Arik Hansen recently blogged about some of the interesting start that today’s social media leaders have had. He was kind enough to include me and I thought I would give a little more color to my story than just a couple of company names.

My journey actually began as far back as my first job after college which was at Sony Electronics back in 1997. I worked in tech-support back then, helping executives in the North American headquarters get their technology working. The irony did not escape me that I was doing tech support at a tech company and the support cases were things like “I can’t make my email work”. That said, Sony was one of the more progressive companies back then, with working email and a website.

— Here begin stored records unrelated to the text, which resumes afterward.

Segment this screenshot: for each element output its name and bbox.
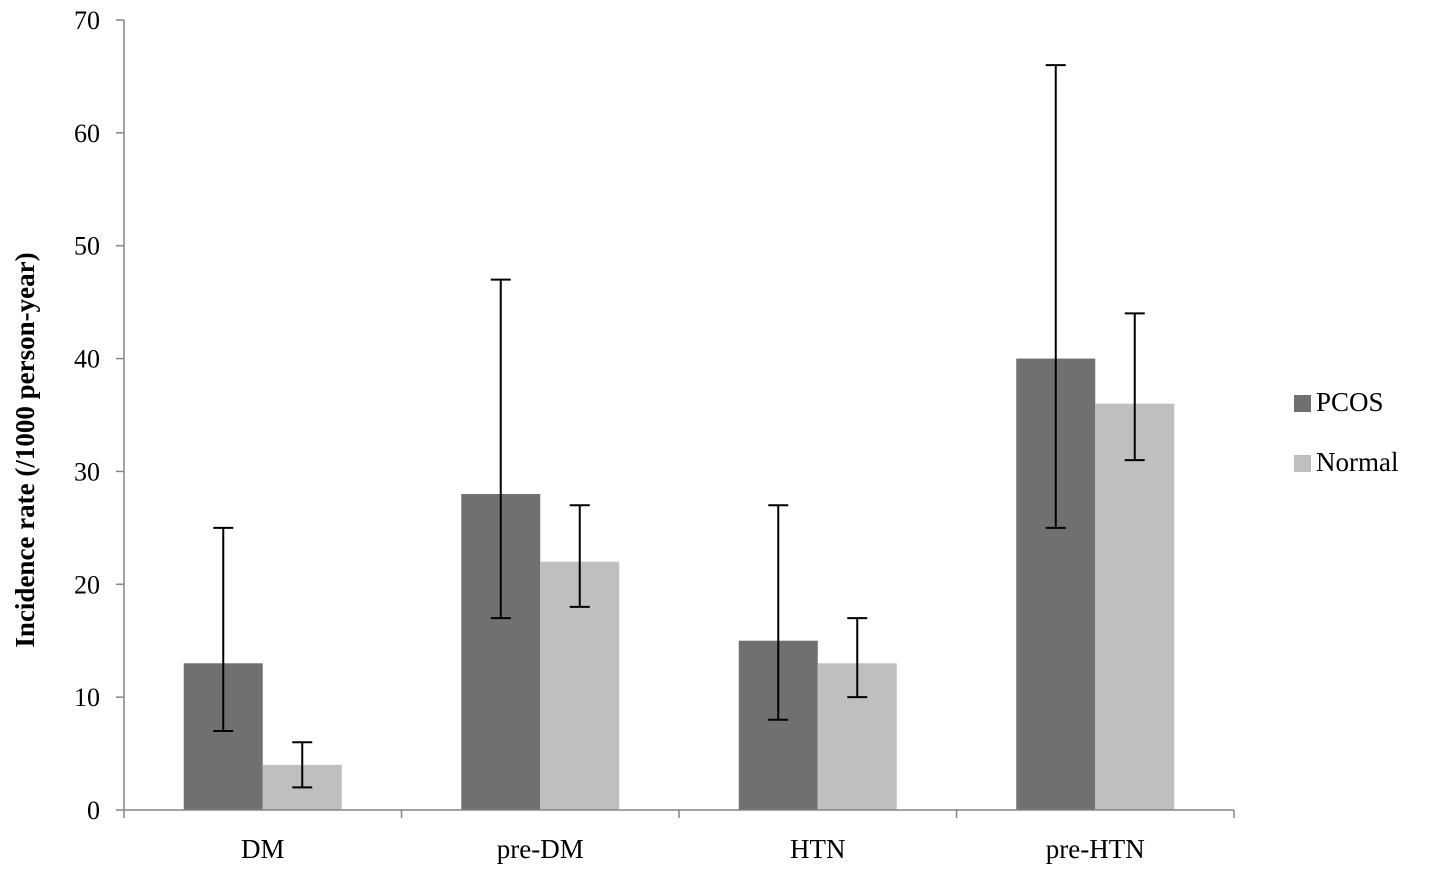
x-tick-label: pre-DM	[497, 834, 584, 864]
legend-swatch-pcos	[1294, 395, 1311, 412]
y-axis: 0 10 20 30 40 50 60 70	[74, 6, 125, 825]
legend-label-normal: Normal	[1316, 447, 1398, 477]
error-bar	[847, 617, 868, 699]
bar-normal-pre-htn	[1095, 403, 1175, 810]
y-tick-label: 10	[74, 683, 100, 712]
y-tick-label: 70	[74, 6, 100, 35]
legend: PCOS Normal	[1294, 387, 1398, 477]
error-bars	[213, 64, 1145, 789]
x-tick-label: DM	[241, 834, 285, 864]
y-axis-label: Incidence rate (/1000 person-year)	[10, 252, 40, 647]
x-axis: DM pre-DM HTN pre-HTN	[123, 809, 1235, 864]
error-bar	[213, 526, 234, 732]
y-tick-label: 30	[74, 457, 100, 486]
y-tick-label: 20	[74, 570, 100, 599]
bars	[183, 358, 1175, 810]
y-tick-label: 60	[74, 119, 100, 148]
error-bar	[292, 741, 313, 789]
x-tick-label: HTN	[790, 834, 846, 864]
y-tick-label: 50	[74, 232, 100, 261]
error-bar	[768, 504, 789, 721]
x-tick-label: pre-HTN	[1046, 834, 1145, 864]
error-bar	[1045, 64, 1066, 529]
y-tick-label: 40	[74, 345, 100, 374]
legend-label-pcos: PCOS	[1316, 387, 1384, 417]
error-bar	[569, 504, 590, 608]
legend-swatch-normal	[1294, 455, 1311, 472]
y-tick-label: 0	[87, 796, 100, 825]
error-bar	[1124, 312, 1145, 462]
error-bar	[490, 278, 511, 620]
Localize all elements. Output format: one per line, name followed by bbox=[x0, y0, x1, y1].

After a year of tech-support, I moved to Boston in order to seek further education. The main reason I moved was to train with Mark Davis at the Boston Martial Arts Center, a world-renowned martial arts teacher who I still study with today. In order to do something when I wasn’t at the dojo, I enrolled at Boston University’s Graduate School of Management. There, I got my Masters degree, and then started on my current career track.

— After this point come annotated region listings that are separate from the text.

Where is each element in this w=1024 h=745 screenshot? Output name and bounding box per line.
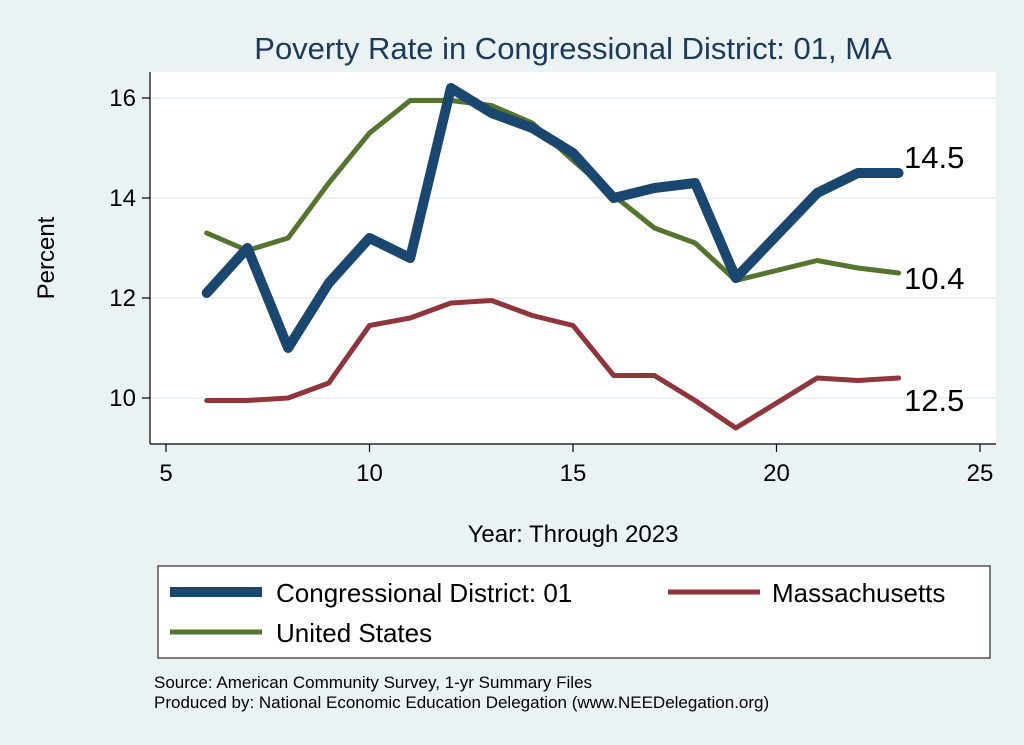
- end-labels: 14.5 10.4 12.5: [904, 140, 964, 418]
- series-lines: [201, 83, 904, 431]
- gridlines: [150, 97, 996, 399]
- plot-area: [150, 72, 996, 444]
- series-line-massachusetts: [204, 298, 902, 431]
- x-ticks: 5 10 15 20 25: [159, 444, 993, 487]
- y-tick-label-14: 14: [109, 185, 136, 212]
- chart-title: Poverty Rate in Congressional District: …: [254, 31, 892, 66]
- end-label-congressional-district-01: 14.5: [904, 140, 964, 175]
- legend-label-massachusetts: Massachusetts: [772, 578, 945, 608]
- end-label-united-states: 12.5: [904, 383, 964, 418]
- y-tick-label-16: 16: [109, 85, 136, 112]
- legend-label-united-states: United States: [276, 618, 432, 648]
- end-label-massachusetts: 10.4: [904, 261, 964, 296]
- series-line-congressional-district-01: [201, 83, 904, 353]
- x-tick-label-10: 10: [356, 460, 383, 487]
- y-tick-label-12: 12: [109, 285, 136, 312]
- legend-box: [157, 565, 991, 659]
- x-tick-label-25: 25: [967, 460, 994, 487]
- y-ticks: 10 12 14 16: [109, 85, 150, 412]
- legend: Congressional District: 01 Massachusetts…: [157, 565, 991, 659]
- source-note: Source: American Community Survey, 1-yr …: [154, 673, 592, 692]
- y-axis-title: Percent: [33, 216, 60, 299]
- x-tick-label-5: 5: [159, 460, 172, 487]
- legend-label-district: Congressional District: 01: [276, 578, 572, 608]
- x-axis-title: Year: Through 2023: [468, 521, 679, 548]
- x-tick-label-20: 20: [763, 460, 790, 487]
- y-tick-label-10: 10: [109, 385, 136, 412]
- x-tick-label-15: 15: [560, 460, 587, 487]
- producer-note: Produced by: National Economic Education…: [154, 693, 769, 712]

During graduate school, our graduate theses were around work we did for local non-profits that needed the help and were willing to trade the help for our educational follies. My team was assigned to a company called CASCAP, which did residential transitional housing for the mentally ill. Most teams in our program spent time at their non-profits and produced a white paper of strategic recommendations about the business that might or might not have helped the non-profit. Our team did something else at my insistence: we actually did the work we recommended and deployed a Microsoft Exchange server on-premises at the non-profit and got 2 of the 14 housing units wired up.

CASCAP_org

CASCAP became my first career after graduate school, continuing on the project that we’d started in school. CASCAP was also the first company where I deployed a full commercial website, which was groundbreaking at the time. Almost no non-profits had websites, much less websites able to accept donations, in 1999. During my tenure, the site did amazingly well, owing to the fact that the nascent field of SEO was still centered on things like keywords on the page (in very small text at the bottom, no less – ah, the easy days of SEO past).

The common theme with what I did back then and what I do today has not changed: I use digital technology to connect people to organizations, and to connect organizations with the world in meaningful ways that have clear ROI. The lesson for anyone starting out today is to find a place, find a space in the world that is being underserved by today’s technology and today’s modern marketing methods and serve it. It might be in a department at a large company, at a non-profit looking to make its mark in the world, or at a startup. Whatever the case is, look for the needs that aren’t being met and solve real problems to quickly begin building your own track record of wins.